Los ejecutivos, detenidos en 2017 en Venezuela y luego acusados por cargos de peculado y legitimación de capitales, entre otros, son considerados como presos políticos por activistas de derechos humanos y muchos en la comunidad empresarial. Esa propuesta falló. Pero Washington tomó nota del alcance que tiene Flores. “Ella es probablemente la figura más influyente además de Maduro”, comentó Fernando Cutz, asesor de la Casa Blanca para América Latina durante el primer año de mandato de Trump.

A principios de este año, según personas con conocimiento de sus esfuerzos, Flores presionó personalmente a legisladores de la oposición para que apoyaran a un aliado de Maduro para encabezar la Asamblea Nacional, hasta entonces considerada la última institución gubernamental independiente en el país. Fuentes familiarizadas con las negociaciones con los diputados dicen que operadores del partido gobernante PSUV pagaron sobornos a rivales para que cambiaran de bando.

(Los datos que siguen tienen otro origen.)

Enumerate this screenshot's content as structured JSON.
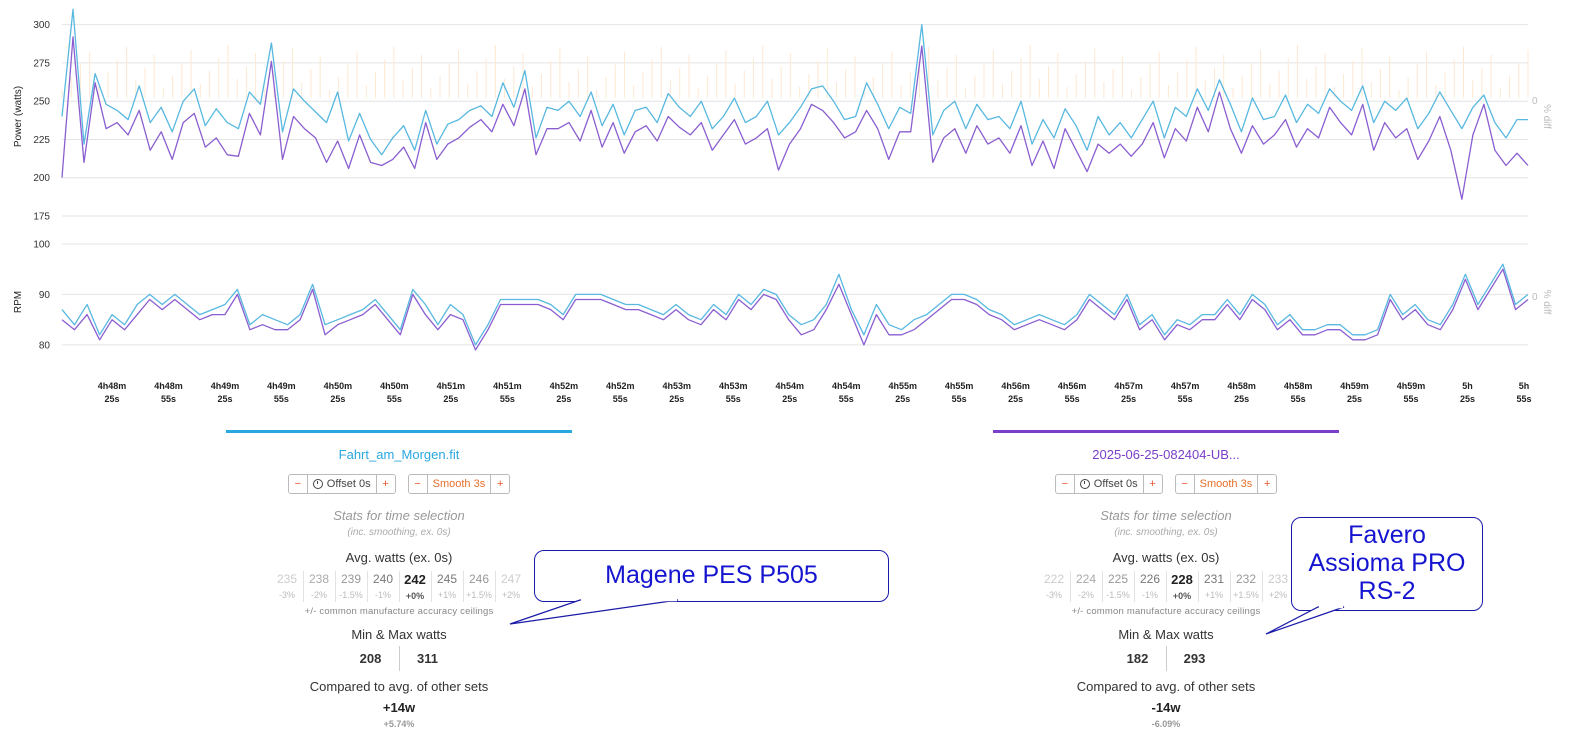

Poco se sabe fuera de Venezuela sobre la primera dama, particularmente sobre el alcance de su papel en el régimen de Maduro y las maniobras detrás de bastidores que lo ayudan a sobrevivir. En el primer interrogatorio de Lamas después de su arresto en Colombia, los agentes de la Administración de Control de Drogas de Estados Unidos (DEA, por sus siglas en inglés), tuvieron una solicitud, recordó: “Cuéntanos sobre Cilia Flores”. Michael D. Miller, portavoz de la DEA, remitió las preguntas sobre el caso al Departamento de Justicia.

Lamas, que ahora tiene 40 años, pasó cerca de una década custodiando a Flores, primero cuando era legisladora y encabezaba la Asamblea Nacional, luego cuando se convirtió en primera dama. Después de su extradición en 2017, Lamas llegó a un acuerdo con los fiscales estadounidenses, mediante el cual aceptó cargos de tráfico de drogas y accedió a convertirse en testigo. Ese acuerdo no había sido reportado hasta ahora.

En el acuerdo de culpabilidad, Lamas admitió los cargos de tráfico de drogas y acordó cooperar como testigo en las investigaciones relacionadas con su caso. La orden judicial colombiana que aprobó su extradición señaló que Lamas conspiró para enviar cocaína desde Venezuela en aviones registrados en Estados Unidos. Ni la orden judicial colombiana ni el documento del Departamento de Justicia mencionan a Flores, Maduro u otros miembros de la familia.

Debido a los términos del acuerdo -dijo que todavía espera sentencia y continúa testificando en investigaciones relacionadas- Lamas se negó a discutir detalles específicos sobre el caso en su contra. Su abogada en Washington, Carmen Hernández, también declinó hacer comentarios.

La información que ha proporcionado a los investigadores, incluidos los detalles sobre el supuesto papel de Flores en el plan de tráfico de drogas de sus sobrinos, es considerada creíble por las autoridades estadounidenses. Mike Vigil, ex jefe de operaciones internacionales de la DEA, dijo a Reuters que la DEA le da “gran importancia” al testimonio de Lamas.